"To be just," answered the abbot, "it is right to say that the Revolution destroyed ruins only. The rule of in commendam ended by giving the monasteries over to Satan. It was they, alas! that by the relaxation of their morals, inclined the balance, and drew down the lightning on the land.
"The Terror was only a consequence of their impiety. God, whom nothing longer withheld, let things take their course."
"Yes; but how can you now prove the necessity of compensations to a world which wanders out of the way in continued accesses of gain; how persuade it that it is an urgent need, as a preventive against new crises, to shelter towns behind the sacred bulwarks of cloisters?
"After the siege of 1870, Paris was wisely sheltered behind an immense net of impregnable forts; but is it not also indispensable to surround it with a cincture of prayers, to buttress its neighbourhood with conventual houses, to build everywhere in its suburbs convents of Poor Clares, Carmelites, Benedictine nuns of the Blessed Sacrament, monasteries which will be in some degree powerful citadels, destined to arrest the forward march of the armies of evil?
"Certainly the towns have great need of being guaranteed against infernal invasions by a sanitary defence of Orders.... But come, sir, I must not deprive you of necessary rest, I will join you to-morrow, before you quit our solitude.
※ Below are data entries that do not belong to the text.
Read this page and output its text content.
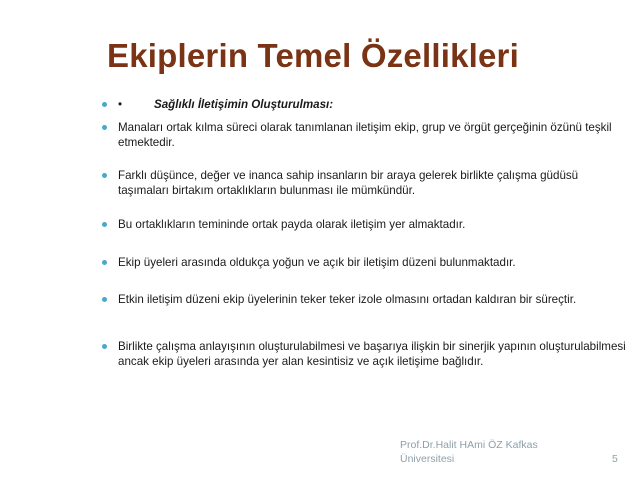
Ekiplerin Temel Özellikleri
•	Sağlıklı İletişimin Oluşturulması:
Manaları ortak kılma süreci olarak tanımlanan iletişim ekip, grup ve örgüt gerçeğinin özünü teşkil etmektedir.
Farklı düşünce, değer ve inanca sahip insanların bir araya gelerek birlikte çalışma güdüsü taşımaları birtakım ortaklıkların bulunması ile mümkündür.
Bu ortaklıkların temininde ortak payda olarak iletişim yer almaktadır.
Ekip üyeleri arasında oldukça yoğun ve açık bir iletişim düzeni bulunmaktadır.
Etkin iletişim düzeni ekip üyelerinin teker teker izole olmasını ortadan kaldıran bir süreçtir.
Birlikte çalışma anlayışının oluşturulabilmesi ve başarıya ilişkin bir sinerjik yapının oluşturulabilmesi ancak ekip üyeleri arasında yer alan kesintisiz ve açık iletişime bağlıdır.
Prof.Dr.Halit HAmi ÖZ Kafkas Üniversitesi	5
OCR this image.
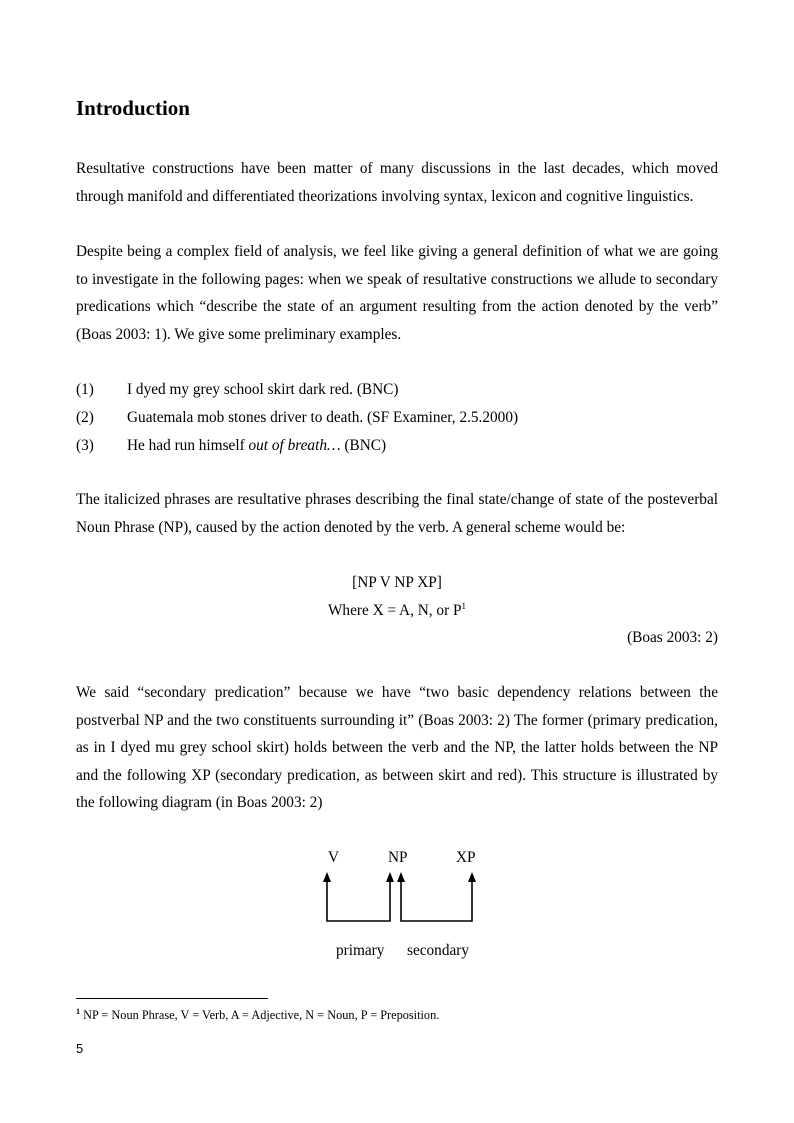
Introduction

Resultative constructions have been matter of many discussions in the last decades, which moved through manifold and differentiated theorizations involving syntax, lexicon and cognitive linguistics.

Despite being a complex field of analysis, we feel like giving a general definition of what we are going to investigate in the following pages: when we speak of resultative constructions we allude to secondary predications which “describe the state of an argument resulting from the action denoted by the verb” (Boas 2003: 1). We give some preliminary examples.

(1) I dyed my grey school skirt dark red. (BNC)
(2) Guatemala mob stones driver to death. (SF Examiner, 2.5.2000)
(3) He had run himself out of breath… (BNC)

The italicized phrases are resultative phrases describing the final state/change of state of the posteverbal Noun Phrase (NP), caused by the action denoted by the verb. A general scheme would be:

[NP V NP XP]
Where X = A, N, or $P^1$
(Boas 2003: 2)

We said “secondary predication” because we have “two basic dependency relations between the postverbal NP and the two constituents surrounding it” (Boas 2003: 2) The former (primary predication, as in I dyed mu grey school skirt) holds between the verb and the NP, the latter holds between the NP and the following XP (secondary predication, as between skirt and red). This structure is illustrated by the following diagram (in Boas 2003: 2)

V	NP	XP
primary secondary
$^1$ NP = Noun Phrase, V = Verb, A = Adjective, N = Noun, P = Preposition.
5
I have now but to say that you have only friends here, and that you will be always welcome. I hope that on your side you will keep no unfavourable memory of our poor hospitality, and that you will prove it in coming to see us again."
As they talked they had come in front of the guest-house.
The father pressed Durtal's hands, and slowly ascended the stairs, sweeping with his robe the silver dust of the steps, as he mounted, all white, in a ray of the moon.
CHAPTER IX.
Durtal wished immediately after Mass to visit for the last time that wood through which he had walked, in turn so languidly and so rapidly. He went at first to the old lime alley, whose pale emanations were verily for his spirit what an infusion of their leaves is for the body, a sort of very weak panacea, a kindly and soothing sedative.